A common medication used to treat high blood pressure could also reduce severity of infection for people suffering with COVID-19, according to new research published Monday in the journal Current Atherosclerosis Reports.
Researches also believe people taking antihypertensives, which could improve survival rates, reduced blood pressure for patients who were taking Angiotensin-Converting Enzyme inhibitors (ACEi) or Angiotensin Receptor Blockers (ARB).

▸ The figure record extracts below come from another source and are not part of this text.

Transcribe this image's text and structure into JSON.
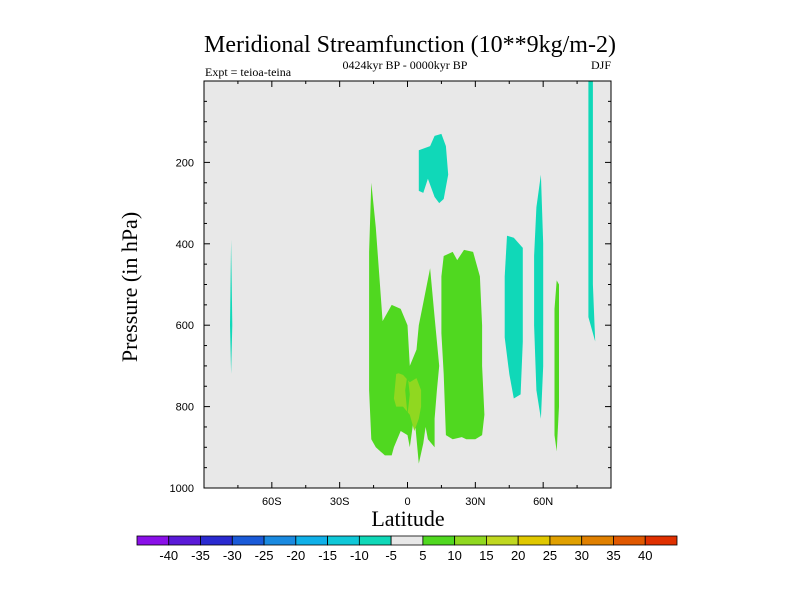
{
  "chart_data": {
    "type": "contour",
    "title": "Meridional Streamfunction (10**9kg/m-2)",
    "subtitle_left": "Expt = teioa-teina",
    "subtitle_center": "0424kyr BP - 0000kyr BP",
    "subtitle_right": "DJF",
    "xlabel": "Latitude",
    "ylabel": "Pressure (in hPa)",
    "xlim": [
      -90,
      90
    ],
    "ylim": [
      1000,
      0
    ],
    "x_ticks": [
      {
        "value": -60,
        "label": "60S"
      },
      {
        "value": -30,
        "label": "30S"
      },
      {
        "value": 0,
        "label": "0"
      },
      {
        "value": 30,
        "label": "30N"
      },
      {
        "value": 60,
        "label": "60N"
      }
    ],
    "y_ticks": [
      {
        "value": 200,
        "label": "200"
      },
      {
        "value": 400,
        "label": "400"
      },
      {
        "value": 600,
        "label": "600"
      },
      {
        "value": 800,
        "label": "800"
      },
      {
        "value": 1000,
        "label": "1000"
      }
    ],
    "background_color": "#e8e8e8",
    "colorbar": {
      "colors": [
        "#8a10e8",
        "#5a1ad8",
        "#2a2ad0",
        "#1a5ad8",
        "#1a8ae0",
        "#10b0e8",
        "#10c8d8",
        "#10d8b8",
        "#e8e8e8",
        "#50d820",
        "#90d820",
        "#c0d820",
        "#e0c800",
        "#e0a000",
        "#e08000",
        "#e05800",
        "#e03000"
      ],
      "labels": [
        "-40",
        "-35",
        "-30",
        "-25",
        "-20",
        "-15",
        "-10",
        "-5",
        "5",
        "10",
        "15",
        "20",
        "25",
        "30",
        "35",
        "40"
      ]
    },
    "regions": [
      {
        "name": "neg-5-70S",
        "color": "#10d8b8",
        "points": [
          [
            -78,
            390
          ],
          [
            -77.5,
            600
          ],
          [
            -78,
            720
          ],
          [
            -78.5,
            600
          ]
        ]
      },
      {
        "name": "neg-5-upper-eq",
        "color": "#10d8b8",
        "points": [
          [
            5,
            270
          ],
          [
            5,
            170
          ],
          [
            10,
            160
          ],
          [
            12,
            135
          ],
          [
            15,
            130
          ],
          [
            17,
            160
          ],
          [
            18,
            230
          ],
          [
            16,
            290
          ],
          [
            14,
            300
          ],
          [
            12,
            285
          ],
          [
            9,
            240
          ],
          [
            7,
            275
          ]
        ]
      },
      {
        "name": "neg-5-45N",
        "color": "#10d8b8",
        "points": [
          [
            43,
            480
          ],
          [
            44,
            380
          ],
          [
            47,
            385
          ],
          [
            51,
            410
          ],
          [
            51,
            500
          ],
          [
            51,
            640
          ],
          [
            50,
            770
          ],
          [
            47,
            780
          ],
          [
            45,
            720
          ],
          [
            43,
            630
          ]
        ]
      },
      {
        "name": "neg-5-60N",
        "color": "#10d8b8",
        "points": [
          [
            56,
            430
          ],
          [
            57,
            310
          ],
          [
            59,
            230
          ],
          [
            60,
            400
          ],
          [
            60,
            700
          ],
          [
            59,
            830
          ],
          [
            57,
            760
          ],
          [
            56,
            600
          ]
        ]
      },
      {
        "name": "neg-5-80N",
        "color": "#10d8b8",
        "points": [
          [
            80,
            0
          ],
          [
            82,
            0
          ],
          [
            82,
            150
          ],
          [
            82,
            500
          ],
          [
            83,
            640
          ],
          [
            80,
            580
          ],
          [
            80,
            300
          ]
        ]
      },
      {
        "name": "pos-5-20S",
        "color": "#50d820",
        "points": [
          [
            -17,
            420
          ],
          [
            -16,
            250
          ],
          [
            -14,
            360
          ],
          [
            -11,
            590
          ],
          [
            -7,
            550
          ],
          [
            -3,
            560
          ],
          [
            0,
            600
          ],
          [
            1,
            700
          ],
          [
            4,
            660
          ],
          [
            5,
            600
          ],
          [
            7,
            545
          ],
          [
            10,
            460
          ],
          [
            12,
            580
          ],
          [
            14,
            700
          ],
          [
            13,
            760
          ],
          [
            12,
            830
          ],
          [
            12,
            900
          ],
          [
            9,
            880
          ],
          [
            8,
            850
          ],
          [
            7,
            890
          ],
          [
            5,
            940
          ],
          [
            3,
            820
          ],
          [
            1,
            900
          ],
          [
            0,
            870
          ],
          [
            -3,
            860
          ],
          [
            -6,
            900
          ],
          [
            -7,
            920
          ],
          [
            -10,
            920
          ],
          [
            -14,
            900
          ],
          [
            -16,
            880
          ],
          [
            -17,
            760
          ],
          [
            -17,
            600
          ]
        ]
      },
      {
        "name": "pos-5-20N",
        "color": "#50d820",
        "points": [
          [
            15,
            480
          ],
          [
            16,
            430
          ],
          [
            20,
            420
          ],
          [
            22,
            440
          ],
          [
            25,
            415
          ],
          [
            29,
            420
          ],
          [
            32,
            480
          ],
          [
            33,
            600
          ],
          [
            33,
            700
          ],
          [
            34,
            820
          ],
          [
            33,
            870
          ],
          [
            30,
            880
          ],
          [
            26,
            880
          ],
          [
            24,
            875
          ],
          [
            20,
            880
          ],
          [
            17,
            870
          ],
          [
            16,
            720
          ],
          [
            15,
            620
          ]
        ]
      },
      {
        "name": "pos-5-65N",
        "color": "#50d820",
        "points": [
          [
            66,
            490
          ],
          [
            67,
            500
          ],
          [
            67,
            650
          ],
          [
            67,
            800
          ],
          [
            66,
            910
          ],
          [
            65,
            870
          ],
          [
            65,
            700
          ],
          [
            65,
            560
          ]
        ]
      },
      {
        "name": "pos-10-eq",
        "color": "#90d820",
        "points": [
          [
            -5,
            720
          ],
          [
            -4,
            718
          ],
          [
            -2,
            722
          ],
          [
            1,
            740
          ],
          [
            4,
            730
          ],
          [
            6,
            760
          ],
          [
            6,
            800
          ],
          [
            5,
            830
          ],
          [
            3,
            860
          ],
          [
            1,
            820
          ],
          [
            -2,
            800
          ],
          [
            -5,
            800
          ],
          [
            -6,
            780
          ]
        ]
      },
      {
        "name": "pos-5-eq-notch",
        "color": "#50d820",
        "points": [
          [
            -1,
            760
          ],
          [
            0,
            720
          ],
          [
            1,
            770
          ],
          [
            0,
            820
          ]
        ]
      }
    ]
  }
}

“COVID-19 patients with high blood pressure who were taking ACEi/ARB medications were 0.67 times less likely to have a critical or fatal outcome than those not taking these medications,” lead researcher Dr. Vassilios Vassiliou, said in a statement.
“At the start of the pandemic, there was concern that specific medications for high blood pressure could be linked with worse outcomes for COVID-19 patients,” Vassiliou, a senior clinical lecturer in cardiovascular medicine at the University of East Anglia’s Norwich Medical School, added.
However, Vassiliou warned that his team is NOT recommending that people with high blood pressure and COVID-19 start taking the medications.
“We are not able to address whether starting such tablets acutely in patients with COVID-19 might improve their prognosis, as the mechanism of action might be different,” he said.